K-means clustering in order

anguslou · November 21, 2019, 6:03am

It seems that K-means node generates clustering names (cluster_1, cluster_2…) in random to the reference value. Is it possible to make the name in order to reference value? now I am using Rule Engine to re-order it like “$Recency_Cluster$ = 2 => 1” but if I re-run the analysis it may generate clustering randomly again then it may not work.

nemad · November 21, 2019, 8:06am

Hello @anguslou,

what do you mean by reference value?
Do you mean that the first cluster in the table is not necessarily cluster_1?

Cheers,

Adrian

anguslou · November 21, 2019, 8:57am

Reference value means the columns that clustering are determined, eg, total payment in my case.

I find if the total payment is sorted, the clustering are cluster_0, cluster_2, cluster_1, and so on…

nemad · November 21, 2019, 9:14am

So you mean the columns that are used to compute the clustering i.e. the columns in the include list in the dialog of the k-Means node?

anguslou · November 21, 2019, 9:16am

Yes, that’s right. I wonder how to make the clustering in order.

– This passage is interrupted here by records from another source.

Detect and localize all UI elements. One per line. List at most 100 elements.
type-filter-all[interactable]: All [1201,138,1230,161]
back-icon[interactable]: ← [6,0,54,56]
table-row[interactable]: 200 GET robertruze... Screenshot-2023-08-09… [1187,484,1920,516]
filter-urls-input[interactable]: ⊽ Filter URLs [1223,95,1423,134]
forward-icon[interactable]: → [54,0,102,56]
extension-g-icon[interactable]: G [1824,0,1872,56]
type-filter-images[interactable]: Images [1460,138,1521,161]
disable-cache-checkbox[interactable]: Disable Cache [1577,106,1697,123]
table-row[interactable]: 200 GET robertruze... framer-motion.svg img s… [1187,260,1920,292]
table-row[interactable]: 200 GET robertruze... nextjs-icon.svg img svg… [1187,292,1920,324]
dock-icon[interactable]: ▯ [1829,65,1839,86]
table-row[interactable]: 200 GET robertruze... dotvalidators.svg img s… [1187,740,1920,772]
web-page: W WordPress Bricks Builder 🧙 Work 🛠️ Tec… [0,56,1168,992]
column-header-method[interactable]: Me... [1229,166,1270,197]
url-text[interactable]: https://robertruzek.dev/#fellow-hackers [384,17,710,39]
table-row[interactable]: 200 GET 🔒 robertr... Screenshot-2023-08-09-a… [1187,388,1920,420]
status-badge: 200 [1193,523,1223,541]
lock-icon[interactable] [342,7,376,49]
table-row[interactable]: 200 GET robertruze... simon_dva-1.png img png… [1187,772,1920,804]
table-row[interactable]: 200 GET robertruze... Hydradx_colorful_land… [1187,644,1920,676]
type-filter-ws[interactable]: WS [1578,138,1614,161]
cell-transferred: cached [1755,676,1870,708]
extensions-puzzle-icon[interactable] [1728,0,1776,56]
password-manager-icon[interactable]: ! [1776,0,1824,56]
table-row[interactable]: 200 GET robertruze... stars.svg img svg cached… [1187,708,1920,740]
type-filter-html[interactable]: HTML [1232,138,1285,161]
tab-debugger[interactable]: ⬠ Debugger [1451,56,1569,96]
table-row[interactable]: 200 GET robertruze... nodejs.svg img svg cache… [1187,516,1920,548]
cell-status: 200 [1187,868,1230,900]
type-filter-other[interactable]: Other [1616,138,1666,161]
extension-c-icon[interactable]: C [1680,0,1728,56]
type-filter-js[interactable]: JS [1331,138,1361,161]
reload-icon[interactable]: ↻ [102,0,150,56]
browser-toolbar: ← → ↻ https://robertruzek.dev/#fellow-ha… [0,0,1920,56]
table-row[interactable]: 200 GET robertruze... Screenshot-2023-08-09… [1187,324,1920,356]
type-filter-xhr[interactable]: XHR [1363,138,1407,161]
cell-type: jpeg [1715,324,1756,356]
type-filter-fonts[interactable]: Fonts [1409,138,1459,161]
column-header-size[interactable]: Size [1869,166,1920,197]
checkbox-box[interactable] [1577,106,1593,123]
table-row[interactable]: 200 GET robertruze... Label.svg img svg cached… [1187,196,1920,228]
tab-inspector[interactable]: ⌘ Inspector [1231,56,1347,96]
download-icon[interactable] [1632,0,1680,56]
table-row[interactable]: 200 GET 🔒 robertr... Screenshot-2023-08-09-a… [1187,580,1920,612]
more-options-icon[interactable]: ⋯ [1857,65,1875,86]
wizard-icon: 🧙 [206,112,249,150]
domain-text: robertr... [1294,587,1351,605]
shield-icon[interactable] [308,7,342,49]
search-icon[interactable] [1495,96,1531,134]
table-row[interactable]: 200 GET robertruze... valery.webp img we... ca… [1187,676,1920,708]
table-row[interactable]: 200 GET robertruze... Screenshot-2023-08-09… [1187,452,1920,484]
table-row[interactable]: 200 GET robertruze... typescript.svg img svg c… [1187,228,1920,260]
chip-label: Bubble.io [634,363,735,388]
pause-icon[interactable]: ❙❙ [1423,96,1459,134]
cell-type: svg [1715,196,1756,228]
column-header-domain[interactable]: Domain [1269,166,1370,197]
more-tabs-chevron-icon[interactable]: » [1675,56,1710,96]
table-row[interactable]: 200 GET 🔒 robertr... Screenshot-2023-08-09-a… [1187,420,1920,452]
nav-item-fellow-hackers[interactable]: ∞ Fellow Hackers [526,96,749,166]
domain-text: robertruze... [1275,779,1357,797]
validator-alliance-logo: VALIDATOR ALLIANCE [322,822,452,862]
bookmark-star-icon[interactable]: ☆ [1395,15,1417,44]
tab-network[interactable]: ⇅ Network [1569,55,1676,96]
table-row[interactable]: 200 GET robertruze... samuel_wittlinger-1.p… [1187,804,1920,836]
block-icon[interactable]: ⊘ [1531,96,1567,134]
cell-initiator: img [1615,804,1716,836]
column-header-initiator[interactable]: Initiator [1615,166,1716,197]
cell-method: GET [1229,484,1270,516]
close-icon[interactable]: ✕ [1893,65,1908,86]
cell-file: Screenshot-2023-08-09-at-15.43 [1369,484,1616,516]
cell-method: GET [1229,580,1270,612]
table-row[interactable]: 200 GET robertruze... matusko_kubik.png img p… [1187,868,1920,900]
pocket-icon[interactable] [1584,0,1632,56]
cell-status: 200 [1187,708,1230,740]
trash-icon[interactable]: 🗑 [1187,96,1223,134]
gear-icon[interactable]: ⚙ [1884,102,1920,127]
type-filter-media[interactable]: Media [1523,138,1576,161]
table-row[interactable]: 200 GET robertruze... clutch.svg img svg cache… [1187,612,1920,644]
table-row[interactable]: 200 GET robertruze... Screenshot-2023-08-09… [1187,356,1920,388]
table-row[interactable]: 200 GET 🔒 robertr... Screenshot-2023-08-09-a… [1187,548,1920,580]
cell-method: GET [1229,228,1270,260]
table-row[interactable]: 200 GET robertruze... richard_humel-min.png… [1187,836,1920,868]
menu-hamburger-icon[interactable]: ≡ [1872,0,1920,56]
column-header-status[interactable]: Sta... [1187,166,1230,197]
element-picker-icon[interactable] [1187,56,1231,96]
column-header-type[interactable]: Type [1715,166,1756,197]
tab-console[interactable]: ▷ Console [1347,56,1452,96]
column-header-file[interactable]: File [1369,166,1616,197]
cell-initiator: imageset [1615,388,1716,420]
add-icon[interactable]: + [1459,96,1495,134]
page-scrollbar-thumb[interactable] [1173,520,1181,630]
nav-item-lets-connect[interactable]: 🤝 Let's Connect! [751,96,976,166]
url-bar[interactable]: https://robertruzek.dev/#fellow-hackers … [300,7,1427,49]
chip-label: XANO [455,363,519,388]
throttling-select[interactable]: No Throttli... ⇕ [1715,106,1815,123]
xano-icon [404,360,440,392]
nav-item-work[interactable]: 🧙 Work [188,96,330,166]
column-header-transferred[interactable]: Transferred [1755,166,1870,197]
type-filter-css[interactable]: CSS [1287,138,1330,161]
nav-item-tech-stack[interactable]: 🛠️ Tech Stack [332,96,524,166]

nemad · November 21, 2019, 9:31am

I can see how that might make sense in your case but if you have more than 1 column, it’s not clear how to define such an order.
There is actually a caveat with the current implementation, namely that is uses the first rows as initialization which is a very poor way to initialize k-Means if the rows are ordered.
Therefore I’d recommend to use the Shuffle node to break up any order, then run k-Means and afterwards sort your table again and finally reassign the clusters in the desired order.

Cheers,

Adrian

system · May 21, 2020, 9:42pm

This topic was automatically closed 182 days after the last reply. New replies are no longer allowed.